I played a round of Geoguessr against it and while it did a shockingly good job compared to what I was expecting, it still lags behind even novice human players.
The locations and its guesses were:
Bliss, Idaho - Burns, Oregon (273 miles away)
Quilleco, Biobio, Chile - Eugene, Oregon (6,411 miles away)
Dettighofen, Switzerland - Mühldorf, Germany (228 miles away)
Pretoria, South Africa - Johannesburg, South Africa (36 miles away)
Rockhampton, Australia - Gold Coast, Australia (437 miles away)

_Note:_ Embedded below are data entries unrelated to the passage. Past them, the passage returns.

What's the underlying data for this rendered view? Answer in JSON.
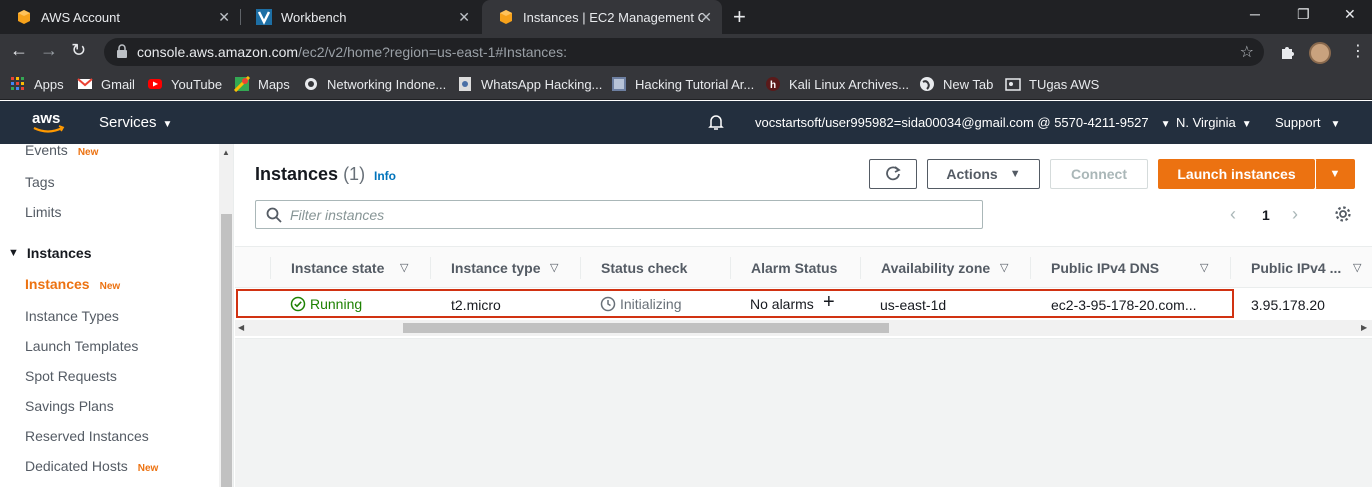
{
  "browser": {
    "tabs": [
      {
        "title": "AWS Account",
        "icon": "aws-box-icon"
      },
      {
        "title": "Workbench",
        "icon": "vocareum-icon"
      },
      {
        "title": "Instances | EC2 Management Co",
        "icon": "aws-box-icon",
        "active": true
      }
    ],
    "new_tab": "+",
    "url_host": "console.aws.amazon.com",
    "url_path": "/ec2/v2/home?region=us-east-1#Instances:",
    "bookmarks": [
      "Apps",
      "Gmail",
      "YouTube",
      "Maps",
      "Networking Indone...",
      "WhatsApp Hacking...",
      "Hacking Tutorial Ar...",
      "Kali Linux Archives...",
      "New Tab",
      "TUgas AWS"
    ]
  },
  "aws_header": {
    "services": "Services",
    "account": "vocstartsoft/user995982=sida00034@gmail.com @ 5570-4211-9527",
    "region": "N. Virginia",
    "support": "Support"
  },
  "sidebar": {
    "items_top": [
      {
        "label": "Events",
        "new": "New"
      },
      {
        "label": "Tags"
      },
      {
        "label": "Limits"
      }
    ],
    "section": "Instances",
    "items": [
      {
        "label": "Instances",
        "new": "New",
        "active": true
      },
      {
        "label": "Instance Types"
      },
      {
        "label": "Launch Templates"
      },
      {
        "label": "Spot Requests"
      },
      {
        "label": "Savings Plans"
      },
      {
        "label": "Reserved Instances"
      },
      {
        "label": "Dedicated Hosts",
        "new": "New"
      }
    ]
  },
  "main": {
    "title": "Instances",
    "count": "(1)",
    "info": "Info",
    "actions": "Actions",
    "connect": "Connect",
    "launch": "Launch instances",
    "filter_placeholder": "Filter instances",
    "page": "1",
    "columns": [
      "Instance state",
      "Instance type",
      "Status check",
      "Alarm Status",
      "Availability zone",
      "Public IPv4 DNS",
      "Public IPv4 ..."
    ],
    "row": {
      "state": "Running",
      "type": "t2.micro",
      "status": "Initializing",
      "alarm": "No alarms",
      "az": "us-east-1d",
      "dns": "ec2-3-95-178-20.com...",
      "ip": "3.95.178.20"
    }
  },
  "colors": {
    "aws_header": "#232f3e",
    "accent_orange": "#ec7211",
    "running_green": "#1d8102",
    "highlight_red": "#d13212",
    "link_blue": "#0073bb"
  }
}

Okay, I decided to benchmark a bunch of AI models with geoguessr. One round each on diverse world, here's how they did out of 25,000:
Claude 3.7 Sonnet: 22,759
Qwen2.5-Max: 22,666
o3-mini-high: 22,159
Gemini 2.5 Pro: 18,479
Llama 4 Maverick: 14,316
mistral-large-latest: 10,405
Grok 3: 5,218
Deepseek R1: 0
command-a-03-2025: 0
Nova Pro: 0
Neat, thanks for doing this!
How does Google Lens compare?
I tried it but as far as I can tell Google Lens doesn't give you a location - it just describes generally what you're looking at.
What about 04-mini-high ?
OpenAI's naming confuses me but I ran o4-mini-2025-04-16 through a game and it got 23,885
Interesting. It supports what they said (this is the model with good visual reasoning)
I just took a picture from my own front porch of the street and the houses opposite. It said 'probably Australia but I'd need more info'.
I said, give me your best guess.
And it guessed Canberra, Australia. Where I'm sitting right now drinking a Martini. Pretty spectacular.